MensagemEnviado: 3/4/2007 16:51
por ZiLeão
Acções americanas negoceiam com o maior desconto em 20 anos

Os Estados Unidos têm sido um mercado "non grata" para os investidores que, nos últimos anos, direccionaram as suas apostas para outras regiões do globo, em particular a Europa e os mercados emergentes. Mas a rápida subida dos lucros sem reflexo na cotação das empresas fez com que o prémio das acções face às obrigações de dívida pública esteja no nível mais alto em 20 anos.

Patrícia Silva Dias
patriciadias@mediafin.pt

Os Estados Unidos têm sido um mercado "non grata" para os investidores que, nos últimos anos, direccionaram as suas apostas para outras regiões do globo, em particular a Europa e os mercados emergentes. Mas a rápida subida dos lucros sem reflexo na cotação das empresas fez com que o prémio das acções face às obrigações de dívida pública esteja no nível mais alto em 20 anos.

Desde 1986 que a "earnings yeild" (quociente entre os lucros por acção e a cotação de uma determinada empresa) das acções americanas não atingia uma diferença tão significativa em relação às "yeilds" das obrigações de dívida pública americanas, conhecidas por "treasuries".

Dados da agência Bloomberg indicam que os lucros por acção das empresas do índice de referência S&P500 atingiram os 92,76 dólares, valor que corresponde a uma rentabilidade de 6,53% e que compara com os 4,65% das "treasuries".

Esta vantagem de 1,88 pontos percentuais para as acções americanas é a maior desde 1986, indicando uma boa oportunidade de compra para os investidores. É que, de acordo com o conhecido modelo da Fed, quanto mais elevada for a rentabilidade dos lucros das acções em comparação com as obrigações, mais baratas estão as acções. Este modelo foi apresentado pela primeira vez em 1997, pelo então presidente da Reserva Federal Alan Greenspan.

Ordem para comprar

Face aos actuais valores, os analistas não hesitam: o "bull market" não terminou. Mesmo depois da recente correcção das bolsas mundiais, que teve início com a crise da China e que se agravou com o alerta de Alan Greenspan para uma possível recessão económica nos Estados Unidos, os analistas defendem que os actuais níveis deverão ser interpretados como um sinal de compra.

"A diferença é significativa o suficiente para investir", afirmou à Bloomberg Robert Doll, responsável pela gestão de mais de 1,1 biliões de dólares na BlackRock Merrill Lynch.

No entanto, este optimismo para o mercado accionista americano é tudo menos consensual entre analistas e gestores de fundos internacionais.
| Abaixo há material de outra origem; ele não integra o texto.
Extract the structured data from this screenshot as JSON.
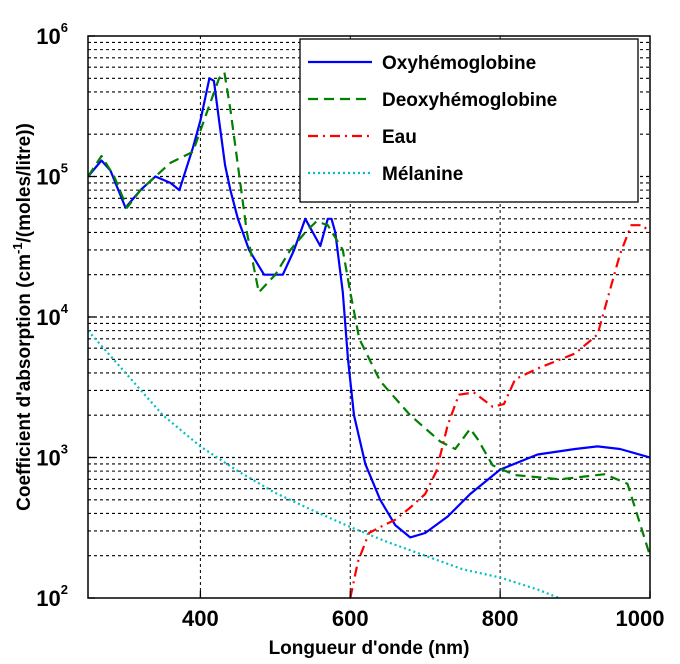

Embora haja quem defenda que as acções já descontaram o abrandamento da economia doméstica, a maioria dos especialistas considera que o mercado imobiliário é um risco iminente.


in http://jornaldenegocios.pt/default.asp? ... tId=293580


Já na Europa (Portugal incluído) a situação também é boa ao nível dos PER's estando estes nos níveis baixos históricos. Eu acredito no Bull por mais algum tempo...[/b]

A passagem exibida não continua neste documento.